You are, in effect, a part owner of that company so the value of the stock and your potential return on the investment you’ve made are largely dependent upon how well that business performs.
But choosing a stock involves much more than just diversification. There are other things to implement into your repertoire when choosing a stock to invest in.
Valuation and Price
Experienced investors try to find cheap or undervalued stocks. If the price of a stock is low relative to each dollar that the company earns then that stock has a strong P/E or price-to-earnings ratio.
In the most general terms, if the P/E is under 15 then the stock is considered cheap. Stocks with P/Es over 20 are seen as expensive. It is best to do comparisons between the P/Es of different companies in the same industry to determine whether or not one is cheaper than those of its competitors.
Research the Company’s Financial Health
Before purchasing any stock, one of the smartest things any investor can do is to research that company’s financials. Every company that is publicly traded is required by the US Securities and Exchange Commission (SEC) to provide both quarterly and annual financial reports.
These reports can be found on the SEC’s website and more information about investor relations can be found on the company’s website.

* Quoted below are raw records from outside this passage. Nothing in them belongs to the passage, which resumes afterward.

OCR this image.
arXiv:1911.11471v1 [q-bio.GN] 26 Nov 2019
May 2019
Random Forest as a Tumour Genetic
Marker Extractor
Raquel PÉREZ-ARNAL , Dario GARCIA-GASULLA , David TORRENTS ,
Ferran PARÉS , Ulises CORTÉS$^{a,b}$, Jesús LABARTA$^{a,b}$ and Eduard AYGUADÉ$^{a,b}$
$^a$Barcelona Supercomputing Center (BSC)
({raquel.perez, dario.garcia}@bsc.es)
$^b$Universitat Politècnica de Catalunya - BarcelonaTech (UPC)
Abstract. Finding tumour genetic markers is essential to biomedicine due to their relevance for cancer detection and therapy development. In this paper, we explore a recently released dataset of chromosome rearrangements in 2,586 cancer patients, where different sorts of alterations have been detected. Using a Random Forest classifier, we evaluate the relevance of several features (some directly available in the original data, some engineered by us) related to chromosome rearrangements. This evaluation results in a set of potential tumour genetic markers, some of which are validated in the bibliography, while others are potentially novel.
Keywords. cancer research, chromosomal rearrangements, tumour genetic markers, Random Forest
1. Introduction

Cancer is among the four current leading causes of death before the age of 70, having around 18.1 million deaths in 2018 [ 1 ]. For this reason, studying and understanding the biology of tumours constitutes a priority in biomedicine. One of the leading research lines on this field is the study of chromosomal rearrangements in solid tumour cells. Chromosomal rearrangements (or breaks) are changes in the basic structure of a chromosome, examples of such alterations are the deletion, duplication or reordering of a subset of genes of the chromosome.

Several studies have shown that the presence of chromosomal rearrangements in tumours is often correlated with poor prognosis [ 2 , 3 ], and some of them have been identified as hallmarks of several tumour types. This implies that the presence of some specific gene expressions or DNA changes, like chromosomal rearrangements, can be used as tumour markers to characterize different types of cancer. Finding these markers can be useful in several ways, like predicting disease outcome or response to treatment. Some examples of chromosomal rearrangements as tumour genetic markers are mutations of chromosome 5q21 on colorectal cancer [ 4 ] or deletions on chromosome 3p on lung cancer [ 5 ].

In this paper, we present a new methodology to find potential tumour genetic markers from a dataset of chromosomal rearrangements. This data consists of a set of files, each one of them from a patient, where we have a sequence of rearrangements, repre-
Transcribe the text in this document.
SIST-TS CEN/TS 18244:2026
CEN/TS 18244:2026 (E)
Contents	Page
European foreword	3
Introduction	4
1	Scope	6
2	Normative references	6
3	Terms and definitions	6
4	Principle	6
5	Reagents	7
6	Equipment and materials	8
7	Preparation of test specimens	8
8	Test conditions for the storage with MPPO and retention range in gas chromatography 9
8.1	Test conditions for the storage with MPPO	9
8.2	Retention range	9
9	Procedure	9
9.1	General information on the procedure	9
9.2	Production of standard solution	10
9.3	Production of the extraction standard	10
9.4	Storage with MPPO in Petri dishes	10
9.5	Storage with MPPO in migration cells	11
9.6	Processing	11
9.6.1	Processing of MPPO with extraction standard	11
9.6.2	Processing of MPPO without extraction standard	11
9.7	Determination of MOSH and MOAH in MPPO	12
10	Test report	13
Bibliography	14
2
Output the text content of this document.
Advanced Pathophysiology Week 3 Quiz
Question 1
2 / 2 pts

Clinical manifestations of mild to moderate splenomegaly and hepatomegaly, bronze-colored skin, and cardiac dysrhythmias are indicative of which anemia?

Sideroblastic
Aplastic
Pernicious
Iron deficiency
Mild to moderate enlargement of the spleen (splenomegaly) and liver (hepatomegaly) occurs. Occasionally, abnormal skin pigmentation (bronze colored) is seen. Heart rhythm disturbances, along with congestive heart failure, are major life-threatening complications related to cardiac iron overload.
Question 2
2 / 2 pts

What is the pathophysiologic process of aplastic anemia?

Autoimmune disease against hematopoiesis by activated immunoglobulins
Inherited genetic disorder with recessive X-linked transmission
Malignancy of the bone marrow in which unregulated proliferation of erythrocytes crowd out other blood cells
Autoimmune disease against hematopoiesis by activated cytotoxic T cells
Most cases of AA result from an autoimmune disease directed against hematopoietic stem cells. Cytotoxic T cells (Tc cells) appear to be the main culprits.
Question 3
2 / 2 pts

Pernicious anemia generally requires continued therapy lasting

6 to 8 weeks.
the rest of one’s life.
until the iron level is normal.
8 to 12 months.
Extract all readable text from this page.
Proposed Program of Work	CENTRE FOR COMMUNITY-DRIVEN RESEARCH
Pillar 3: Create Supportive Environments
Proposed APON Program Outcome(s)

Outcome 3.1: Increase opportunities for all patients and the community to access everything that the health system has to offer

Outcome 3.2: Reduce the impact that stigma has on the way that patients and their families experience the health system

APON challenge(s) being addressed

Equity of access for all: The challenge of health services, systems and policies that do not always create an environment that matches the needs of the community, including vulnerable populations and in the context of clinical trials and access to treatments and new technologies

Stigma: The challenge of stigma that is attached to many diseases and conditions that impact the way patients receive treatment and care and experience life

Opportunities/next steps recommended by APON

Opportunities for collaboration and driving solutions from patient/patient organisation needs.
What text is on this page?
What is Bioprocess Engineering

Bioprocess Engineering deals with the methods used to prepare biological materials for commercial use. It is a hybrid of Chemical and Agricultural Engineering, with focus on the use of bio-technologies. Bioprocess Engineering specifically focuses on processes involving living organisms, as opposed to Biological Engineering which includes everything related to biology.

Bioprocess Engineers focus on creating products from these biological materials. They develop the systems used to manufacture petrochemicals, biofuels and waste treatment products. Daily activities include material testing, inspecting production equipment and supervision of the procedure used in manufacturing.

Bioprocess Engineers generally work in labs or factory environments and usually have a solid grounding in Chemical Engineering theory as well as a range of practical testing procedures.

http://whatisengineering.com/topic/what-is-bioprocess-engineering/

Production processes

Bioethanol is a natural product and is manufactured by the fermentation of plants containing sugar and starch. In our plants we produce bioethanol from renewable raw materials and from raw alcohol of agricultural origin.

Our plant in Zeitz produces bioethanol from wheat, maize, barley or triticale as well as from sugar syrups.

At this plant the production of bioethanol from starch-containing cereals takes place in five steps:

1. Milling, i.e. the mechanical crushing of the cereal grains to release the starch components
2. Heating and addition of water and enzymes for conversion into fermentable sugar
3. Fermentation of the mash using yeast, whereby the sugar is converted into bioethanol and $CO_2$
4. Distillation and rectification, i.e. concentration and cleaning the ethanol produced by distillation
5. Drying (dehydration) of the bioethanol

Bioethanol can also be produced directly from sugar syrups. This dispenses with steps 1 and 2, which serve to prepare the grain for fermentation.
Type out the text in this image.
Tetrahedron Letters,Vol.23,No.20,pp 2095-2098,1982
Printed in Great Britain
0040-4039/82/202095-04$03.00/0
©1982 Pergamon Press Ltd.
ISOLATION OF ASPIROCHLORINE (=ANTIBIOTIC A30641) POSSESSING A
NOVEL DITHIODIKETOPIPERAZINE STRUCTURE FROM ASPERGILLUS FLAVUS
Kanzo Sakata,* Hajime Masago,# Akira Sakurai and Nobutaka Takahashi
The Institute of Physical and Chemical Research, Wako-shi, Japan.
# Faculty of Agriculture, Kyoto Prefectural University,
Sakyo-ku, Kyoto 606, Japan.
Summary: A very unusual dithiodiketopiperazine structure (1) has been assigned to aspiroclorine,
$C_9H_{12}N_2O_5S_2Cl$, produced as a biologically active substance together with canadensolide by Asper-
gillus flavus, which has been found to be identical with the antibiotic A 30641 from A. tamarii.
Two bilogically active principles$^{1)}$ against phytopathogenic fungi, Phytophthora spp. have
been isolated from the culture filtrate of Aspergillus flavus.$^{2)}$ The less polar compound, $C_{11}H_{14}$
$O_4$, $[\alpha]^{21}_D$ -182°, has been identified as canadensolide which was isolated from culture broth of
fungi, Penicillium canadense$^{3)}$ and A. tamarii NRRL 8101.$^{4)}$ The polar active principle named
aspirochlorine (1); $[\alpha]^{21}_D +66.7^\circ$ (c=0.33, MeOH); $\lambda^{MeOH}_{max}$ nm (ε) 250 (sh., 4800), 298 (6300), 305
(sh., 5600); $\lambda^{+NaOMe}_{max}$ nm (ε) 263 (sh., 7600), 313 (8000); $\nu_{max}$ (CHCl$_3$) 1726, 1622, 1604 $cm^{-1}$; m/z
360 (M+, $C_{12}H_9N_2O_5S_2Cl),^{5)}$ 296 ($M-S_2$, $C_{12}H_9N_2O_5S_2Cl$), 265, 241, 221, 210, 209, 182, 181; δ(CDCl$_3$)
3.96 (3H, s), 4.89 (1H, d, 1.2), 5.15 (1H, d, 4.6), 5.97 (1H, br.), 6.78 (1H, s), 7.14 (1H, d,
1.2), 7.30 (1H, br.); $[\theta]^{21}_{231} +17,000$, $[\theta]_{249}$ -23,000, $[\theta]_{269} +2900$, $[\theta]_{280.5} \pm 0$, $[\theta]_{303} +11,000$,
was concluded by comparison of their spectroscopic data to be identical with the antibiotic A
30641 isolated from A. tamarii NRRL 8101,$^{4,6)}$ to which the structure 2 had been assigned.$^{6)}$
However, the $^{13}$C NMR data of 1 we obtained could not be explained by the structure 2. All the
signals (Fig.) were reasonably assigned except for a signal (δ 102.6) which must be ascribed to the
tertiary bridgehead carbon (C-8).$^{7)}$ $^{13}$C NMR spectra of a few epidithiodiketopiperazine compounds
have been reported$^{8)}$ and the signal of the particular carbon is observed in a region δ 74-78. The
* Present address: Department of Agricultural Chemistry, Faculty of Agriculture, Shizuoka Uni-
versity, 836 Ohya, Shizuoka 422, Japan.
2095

The best stocks to buy are for companies that have a proven track record of consistent profitability rather than ones that show signs of sporadic financial health (a good quarter every few years).
Take Analyst Recommendations With a Grain of Salt
Most market analysts have earned their positions as such through years of experience in navigating the markets.
They can offer insight into the health and formidability of a particular company and the expected performance of its stock which can provide supplemental information when researching a company.
But many analysts have a tendency toward bias in favor of what are known as ‘buy’ ratings. Therefore, the sell ratings can be suspect, especially if it’s a new sell rating. Make sure that you are wary of this and only use analyst recommendations in conjunction with other research into a company when choosing your stocks.